報道によると男は2017年ごろから4年にわたり、グーグルマップのストリートビューを使い空き家を探して侵入し金品を盗んだ。「テレビ番組で、生前整理されていない空き家の問題を知って犯行を思いついた」と供述しており、警察が把握している事件は福岡や佐賀県などで約440件、被害総額は3000万円とされる。ただ、公判では被害総額がさらに多い1億円近くにのぼることが明らかにされたという。
家や周辺の環境が“丸見え”になるストリートビューが悪用される懸念は以前から指摘されており、2018年には大阪などで侵入しやすそうな高級住宅を探して空き巣に入った男らが逮捕されている。
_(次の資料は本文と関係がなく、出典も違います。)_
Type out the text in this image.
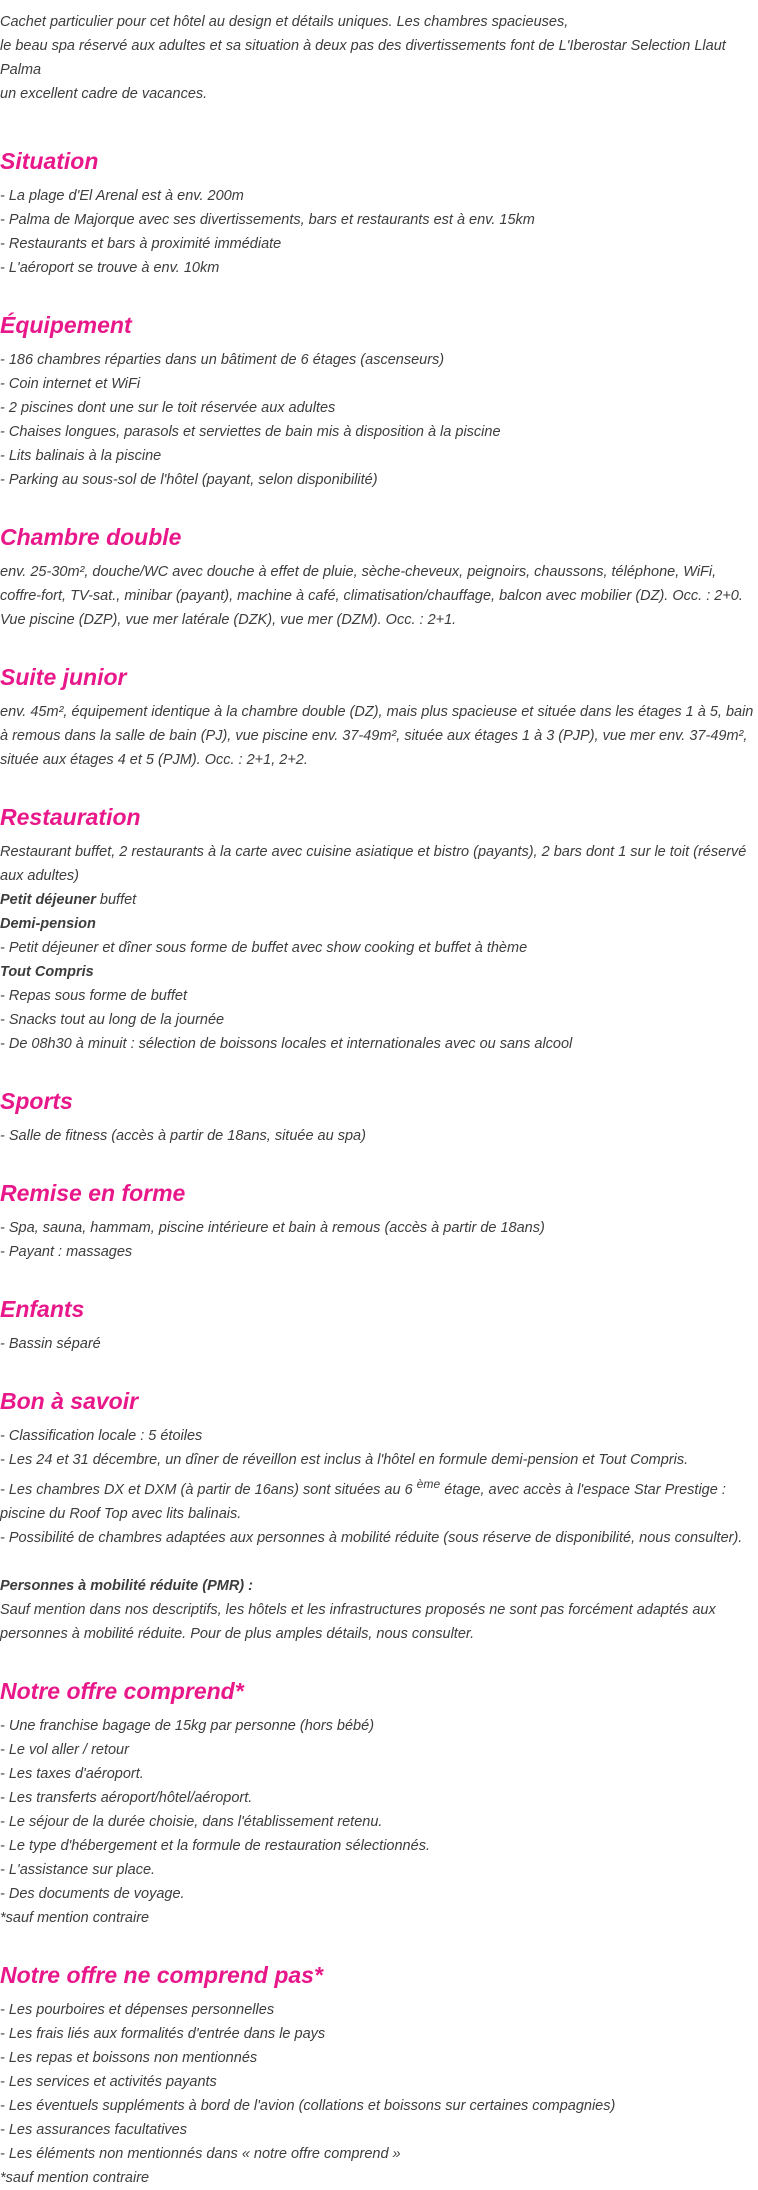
Cachet particulier pour cet hôtel au design et détails uniques. Les chambres spacieuses,

le beau spa réservé aux adultes et sa situation à deux pas des divertissements font de L'Iberostar Selection Llaut Palma

un excellent cadre de vacances.

Situation
- La plage d'El Arenal est à env. 200m
- Palma de Majorque avec ses divertissements, bars et restaurants est à env. 15km
- Restaurants et bars à proximité immédiate
- L'aéroport se trouve à env. 10km
Équipement
- 186 chambres réparties dans un bâtiment de 6 étages (ascenseurs)
- Coin internet et WiFi
- 2 piscines dont une sur le toit réservée aux adultes
- Chaises longues, parasols et serviettes de bain mis à disposition à la piscine
- Lits balinais à la piscine
- Parking au sous-sol de l'hôtel (payant, selon disponibilité)
Chambre double

env. 25-30m², douche/WC avec douche à effet de pluie, sèche-cheveux, peignoirs, chaussons, téléphone, WiFi, coffre-fort, TV-sat., minibar (payant), machine à café, climatisation/chauffage, balcon avec mobilier (DZ). Occ. : 2+0.

Vue piscine (DZP), vue mer latérale (DZK), vue mer (DZM). Occ. : 2+1.

Suite junior

env. 45m², équipement identique à la chambre double (DZ), mais plus spacieuse et située dans les étages 1 à 5, bain à remous dans la salle de bain (PJ), vue piscine env. 37-49m², située aux étages 1 à 3 (PJP), vue mer env. 37-49m², située aux étages 4 et 5 (PJM). Occ. : 2+1, 2+2.

Restauration

Restaurant buffet, 2 restaurants à la carte avec cuisine asiatique et bistro (payants), 2 bars dont 1 sur le toit (réservé aux adultes)

Petit déjeuner buffet

Demi-pension

- Petit déjeuner et dîner sous forme de buffet avec show cooking et buffet à thème

Tout Compris

- Repas sous forme de buffet

- Snacks tout au long de la journée

- De 08h30 à minuit : sélection de boissons locales et internationales avec ou sans alcool

Sports
- Salle de fitness (accès à partir de 18ans, située au spa)
Remise en forme
- Spa, sauna, hammam, piscine intérieure et bain à remous (accès à partir de 18ans)
- Payant : massages
Enfants
- Bassin séparé
Bon à savoir

- Classification locale : 5 étoiles

- Les 24 et 31 décembre, un dîner de réveillon est inclus à l'hôtel en formule demi-pension et Tout Compris.

- Les chambres DX et DXM (à partir de 16ans) sont situées au 6 $^{ème}$ étage, avec accès à l'espace Star Prestige : piscine du Roof Top avec lits balinais.

- Possibilité de chambres adaptées aux personnes à mobilité réduite (sous réserve de disponibilité, nous consulter).

Personnes à mobilité réduite (PMR) :

Sauf mention dans nos descriptifs, les hôtels et les infrastructures proposés ne sont pas forcément adaptés aux personnes à mobilité réduite. Pour de plus amples détails, nous consulter.

Notre offre comprend*
- Une franchise bagage de 15kg par personne (hors bébé)
- Le vol aller / retour
- Les taxes d'aéroport.
- Les transferts aéroport/hôtel/aéroport.
- Le séjour de la durée choisie, dans l'établissement retenu.
- Le type d'hébergement et la formule de restauration sélectionnés.
- L'assistance sur place.
- Des documents de voyage.
*sauf mention contraire
Notre offre ne comprend pas*
- Les pourboires et dépenses personnelles
- Les frais liés aux formalités d'entrée dans le pays
- Les repas et boissons non mentionnés
- Les services et activités payants
- Les éventuels suppléments à bord de l'avion (collations et boissons sur certaines compagnies)
- Les assurances facultatives
- Les éléments non mentionnés dans « notre offre comprend »
*sauf mention contraire
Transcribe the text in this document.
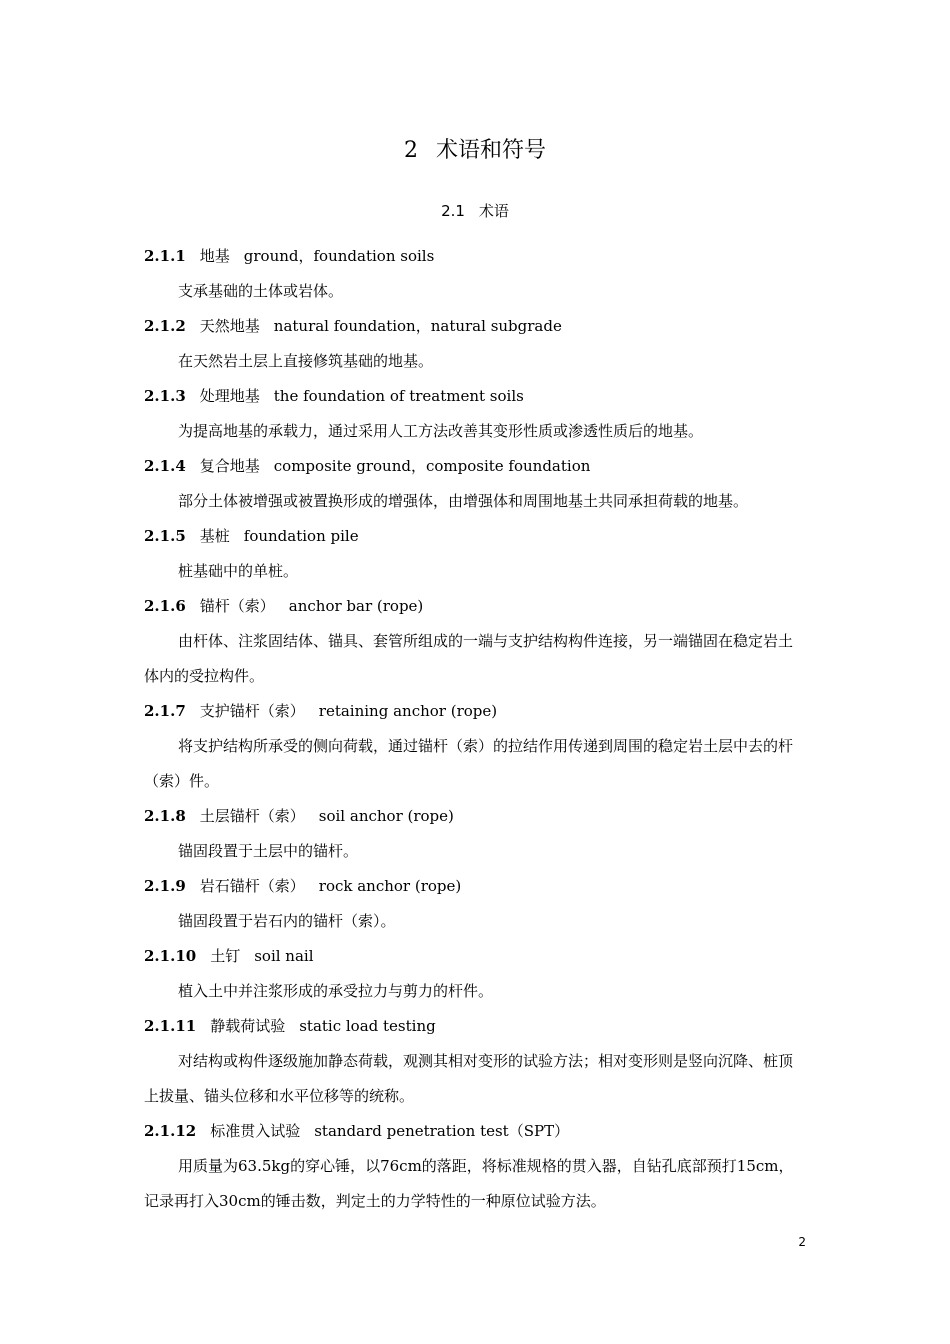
2 术语和符号
2.1 术语
2.1.1 地基 ground，foundation soils

支承基础的土体或岩体。

2.1.2 天然地基 natural foundation，natural subgrade

在天然岩土层上直接修筑基础的地基。

2.1.3 处理地基 the foundation of treatment soils

为提高地基的承载力，通过采用人工方法改善其变形性质或渗透性质后的地基。

2.1.4 复合地基 composite ground，composite foundation

部分土体被增强或被置换形成的增强体，由增强体和周围地基土共同承担荷载的地基。

2.1.5 基桩 foundation pile

桩基础中的单桩。

2.1.6 锚杆（索） anchor bar (rope)

由杆体、注浆固结体、锚具、套管所组成的一端与支护结构构件连接，另一端锚固在稳定岩土体内的受拉构件。

2.1.7 支护锚杆（索） retaining anchor (rope)

将支护结构所承受的侧向荷载，通过锚杆（索）的拉结作用传递到周围的稳定岩土层中去的杆（索）件。

2.1.8 土层锚杆（索） soil anchor (rope)

锚固段置于土层中的锚杆。

2.1.9 岩石锚杆（索） rock anchor (rope)

锚固段置于岩石内的锚杆（索）。

2.1.10 土钉 soil nail

植入土中并注浆形成的承受拉力与剪力的杆件。

2.1.11 静载荷试验 static load testing

对结构或构件逐级施加静态荷载，观测其相对变形的试验方法；相对变形则是竖向沉降、桩顶上拔量、锚头位移和水平位移等的统称。

2.1.12 标准贯入试验 standard penetration test（SPT）

用质量为63.5kg的穿心锤，以76cm的落距，将标准规格的贯入器，自钻孔底部预打15cm，记录再打入30cm的锤击数，判定土的力学特性的一种原位试验方法。

2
今回の事件でも、ネット上ではストリートビューの規制を求める声が散見される。
■現実世界でも狙われやすい場所
ただ、規制が即、犯罪抑止につながるとは簡単には言い切れないようだ。
「ストリートビューで空き巣や路上犯罪者が目をつけた家や場所は、現実世界でも犯罪者に狙われやすい場所なのです。ストリートビューに規制をかけても、犯罪者は狙いを定める方法を現実世界に移すだけです。根本的な解決にはなり得ません」
そう指摘するのは、数多くの犯罪を分析し、知見に基づいた防犯指導を行なっている立正大の小宮信夫教授(犯罪学)だ。
コロナ禍で対面の機会が減って以降、小宮教授はオンラインでの防犯講習も行っているが、その際はストリートビューを活用している。今回の男のような「犯罪者の視点」に立って、狙われやすい場所を指南している。